Gay Pride stormed Camden High Street tonight as the stars of new comedy Pride marched to the cinema with a Welsh brass band for the film's premiere.
Bill Nighy, Andrew Scott, Paddy Considine, The White Queen's Faye Marsay and Life On Mars star Liz White were among the cast on the red carpet at the Camden Odeon in London.
Based on a true story, Pride is set in 1984 when a group of gay and lesbian activists at the Gay Pride March in London decided to raise money to help support the families of striking miners. When the National Union of Mineworkers (NUM) appeared too embarrased to accept their money, they drove to a mining town in South Wales to deliver it themselves.
Nighy, 64, who plays Welsh Working Men's Club worker Cliff, told how proud he felt to be a part of the evening.
"We just marched down Camden High Street with the brass band from the movie.
"I loved the brass band. Once you've got a brass band you've got nothing else to worry about.
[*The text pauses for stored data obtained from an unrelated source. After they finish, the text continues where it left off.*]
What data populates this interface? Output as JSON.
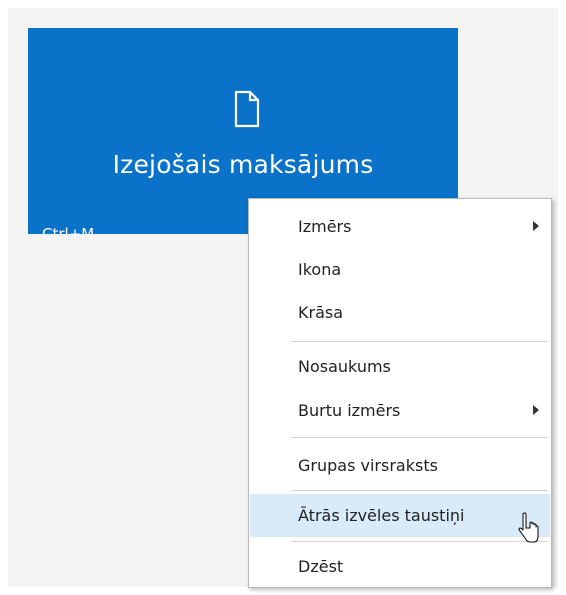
{
  "tile": {
    "title": "Izejošais maksājums",
    "shortcut": "Ctrl+M",
    "icon": "document-icon",
    "color": "#0a73c9"
  },
  "context_menu": {
    "items": [
      {
        "label": "Izmērs",
        "has_submenu": true
      },
      {
        "label": "Ikona",
        "has_submenu": false
      },
      {
        "label": "Krāsa",
        "has_submenu": false
      },
      {
        "label": "Nosaukums",
        "has_submenu": false
      },
      {
        "label": "Burtu izmērs",
        "has_submenu": true
      },
      {
        "label": "Grupas virsraksts",
        "has_submenu": false
      },
      {
        "label": "Ātrās izvēles taustiņi",
        "has_submenu": false,
        "highlighted": true
      },
      {
        "label": "Dzēst",
        "has_submenu": false
      }
    ],
    "highlight_color": "#d9ebf9"
  },
  "cursor": {
    "icon": "mouse-pointer-icon"
  }
}
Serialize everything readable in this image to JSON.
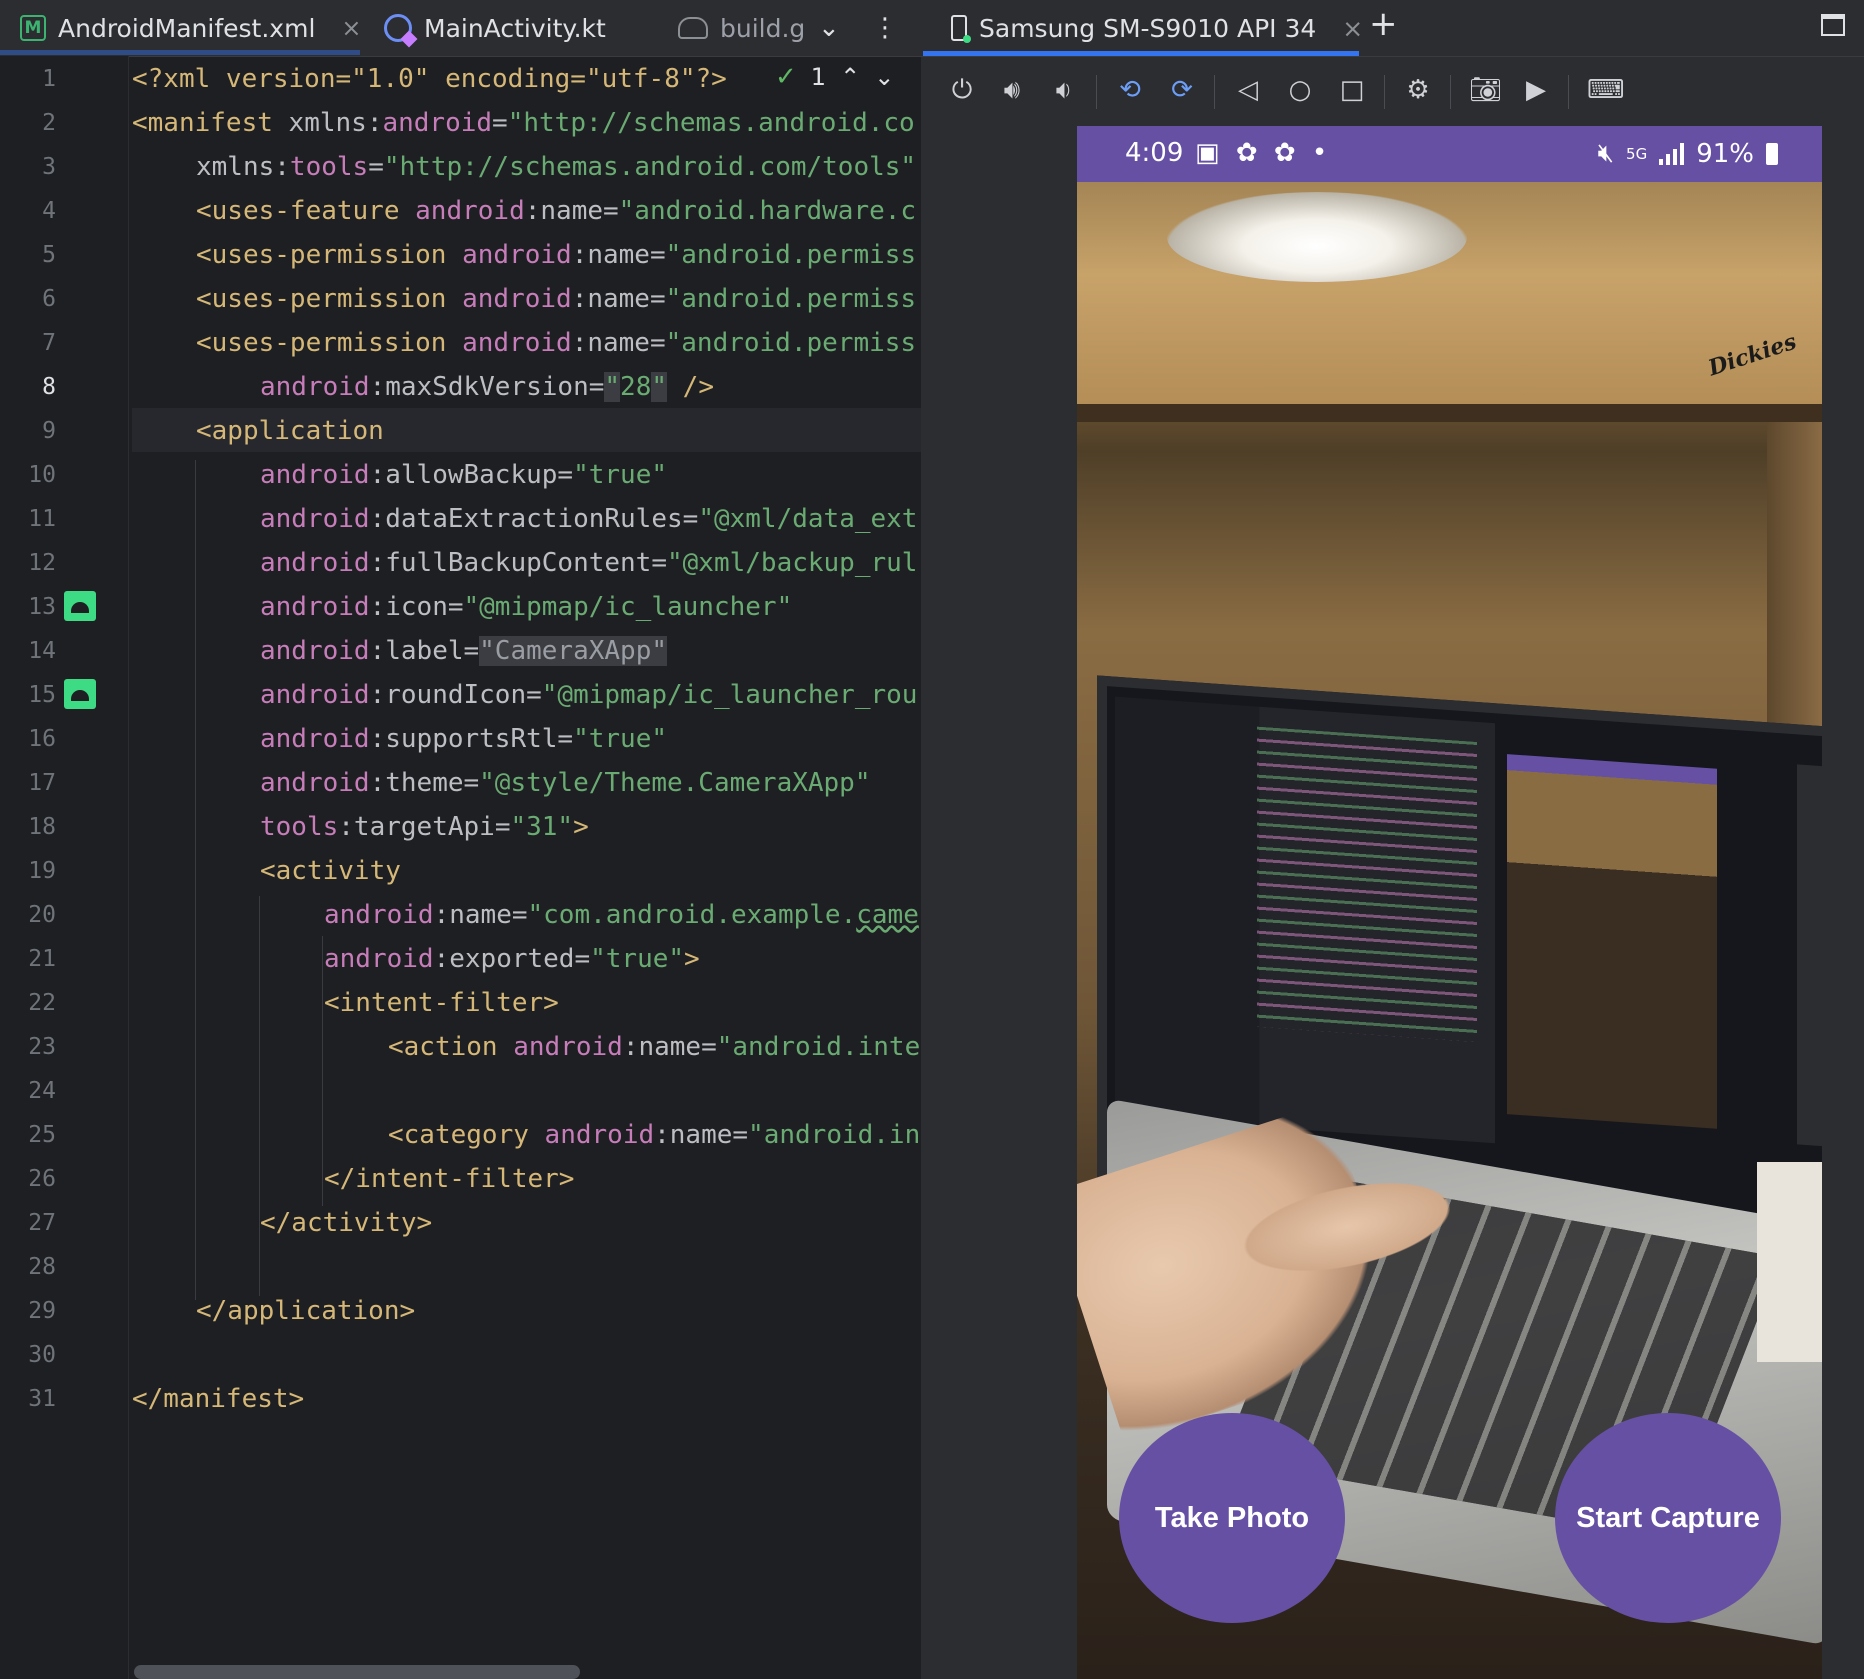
{
  "editor": {
    "tabs": [
      {
        "label": "AndroidManifest.xml",
        "icon": "manifest-icon",
        "close": "×"
      },
      {
        "label": "MainActivity.kt",
        "icon": "kotlin-icon"
      },
      {
        "label": "build.g",
        "icon": "gradle-icon"
      }
    ],
    "tab_overflow": "⌄",
    "tab_menu": "⋮",
    "inspection": {
      "icon": "check-icon",
      "count": "1",
      "up": "⌃",
      "down": "⌄"
    },
    "line_numbers": [
      "1",
      "2",
      "3",
      "4",
      "5",
      "6",
      "7",
      "8",
      "9",
      "10",
      "11",
      "12",
      "13",
      "14",
      "15",
      "16",
      "17",
      "18",
      "19",
      "20",
      "21",
      "22",
      "23",
      "24",
      "25",
      "26",
      "27",
      "28",
      "29",
      "30",
      "31"
    ],
    "current_line": "8",
    "code": {
      "l1": {
        "decl": "<?xml version=\"1.0\" encoding=\"utf-8\"?>"
      },
      "l2": {
        "tag": "<manifest ",
        "attr_plain": "xmlns:",
        "attr": "android",
        "eq": "=",
        "val": "\"http://schemas.android.co"
      },
      "l3": {
        "attr_plain": "xmlns:",
        "attr": "tools",
        "eq": "=",
        "val": "\"http://schemas.android.com/tools\""
      },
      "l4": {
        "tag": "<uses-feature ",
        "attr": "android",
        "name": ":name=",
        "val": "\"android.hardware.c"
      },
      "l5": {
        "tag": "<uses-permission ",
        "attr": "android",
        "name": ":name=",
        "val": "\"android.permiss"
      },
      "l6": {
        "tag": "<uses-permission ",
        "attr": "android",
        "name": ":name=",
        "val": "\"android.permiss"
      },
      "l7": {
        "tag": "<uses-permission ",
        "attr": "android",
        "name": ":name=",
        "val": "\"android.permiss"
      },
      "l8": {
        "attr": "android",
        "name": ":maxSdkVersion=",
        "q1": "\"",
        "val": "28",
        "q2": "\"",
        "close": " />"
      },
      "l9": {
        "tag": "<application"
      },
      "l10": {
        "attr": "android",
        "name": ":allowBackup=",
        "val": "\"true\""
      },
      "l11": {
        "attr": "android",
        "name": ":dataExtractionRules=",
        "val": "\"@xml/data_ext"
      },
      "l12": {
        "attr": "android",
        "name": ":fullBackupContent=",
        "val": "\"@xml/backup_rul"
      },
      "l13": {
        "attr": "android",
        "name": ":icon=",
        "val": "\"@mipmap/ic_launcher\""
      },
      "l14": {
        "attr": "android",
        "name": ":label=",
        "val": "\"CameraXApp\""
      },
      "l15": {
        "attr": "android",
        "name": ":roundIcon=",
        "val": "\"@mipmap/ic_launcher_rou"
      },
      "l16": {
        "attr": "android",
        "name": ":supportsRtl=",
        "val": "\"true\""
      },
      "l17": {
        "attr": "android",
        "name": ":theme=",
        "val": "\"@style/Theme.CameraXApp\""
      },
      "l18": {
        "attr": "tools",
        "name": ":targetApi=",
        "val": "\"31\"",
        "close": ">"
      },
      "l19": {
        "tag": "<activity"
      },
      "l20": {
        "attr": "android",
        "name": ":name=",
        "val": "\"com.android.example.",
        "val_squig": "came"
      },
      "l21": {
        "attr": "android",
        "name": ":exported=",
        "val": "\"true\"",
        "close": ">"
      },
      "l22": {
        "tag": "<intent-filter>"
      },
      "l23": {
        "tag": "<action ",
        "attr": "android",
        "name": ":name=",
        "val": "\"android.inte"
      },
      "l25": {
        "tag": "<category ",
        "attr": "android",
        "name": ":name=",
        "val": "\"android.in"
      },
      "l26": {
        "tag": "</intent-filter>"
      },
      "l27": {
        "tag": "</activity>"
      },
      "l29": {
        "tag": "</application>"
      },
      "l31": {
        "tag": "</manifest>"
      }
    }
  },
  "emulator": {
    "tab_label": "Samsung SM-S9010 API 34",
    "tab_close": "×",
    "add_tab": "+",
    "toolbar": [
      "power-icon",
      "volume-up-icon",
      "volume-down-icon",
      "rotate-left-icon",
      "rotate-right-icon",
      "back-icon",
      "home-icon",
      "overview-icon",
      "device-settings-icon",
      "screenshot-icon",
      "screen-record-icon",
      "keyboard-icon"
    ],
    "phone": {
      "status_time": "4:09",
      "status_left_icons": "▣ ✿ ✿ •",
      "status_network": "5G",
      "status_battery": "91%",
      "watermark_brand": "Dickies",
      "buttons": {
        "take_photo": "Take Photo",
        "start_capture": "Start Capture"
      }
    }
  },
  "colors": {
    "accent": "#3574f0",
    "phone_purple": "#6650a4",
    "xml_tag": "#d5b778",
    "xml_attr": "#c77dba",
    "xml_string": "#6aab73"
  }
}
Apart from anything, everybody gets out of your way. It felt great."
Speaking about his involvement in the film Nighy said: "One of the great developments in my lifetime, one of the things you might want to tell your grandchildren that made you obscurely proud to have been around at the same time, is the emancipation of gay men and women in my lifetime.
"And this is a really important part of that history. And it's shocking that as recently as 1984, a national newspaper could describe them as 'the slime of society' and nobody would bat an eyelid. Thankfully those days have passed.
"I think it's important that young people know that that's the progress we've made. With a view to, hopefully, that never happening again."
The About Time star also joked about how he would solicit men in Welsh pubs and ask them to help him work on his accent for the film.
Asked the secret to perfecting a Welsh accent, Nighy explained: "You go in pubs, with your iPhone and you go up to the men who you think won't be to scary, and you ask them 'Would you come into the carpark and speak to me while I record you on my phone?'
"And then you give them the lines and they speak them into your phone and you go home and hope for the best."
Sherlock star Scott, who plays Welsh gay rights campaigner Gethin in the film and is gay in real life, said it felt great to celebrate gay rights, but admitted there was still some way to go in terms of equality.
He said: "I think there's always a way to go. The war is never over.
"We're very lucky. The way gay people were treated in the 1980s was certainly very shocking, and certainly their representation in the media was shameful.
"So we feel like we've come a long way and that's good to celebrate."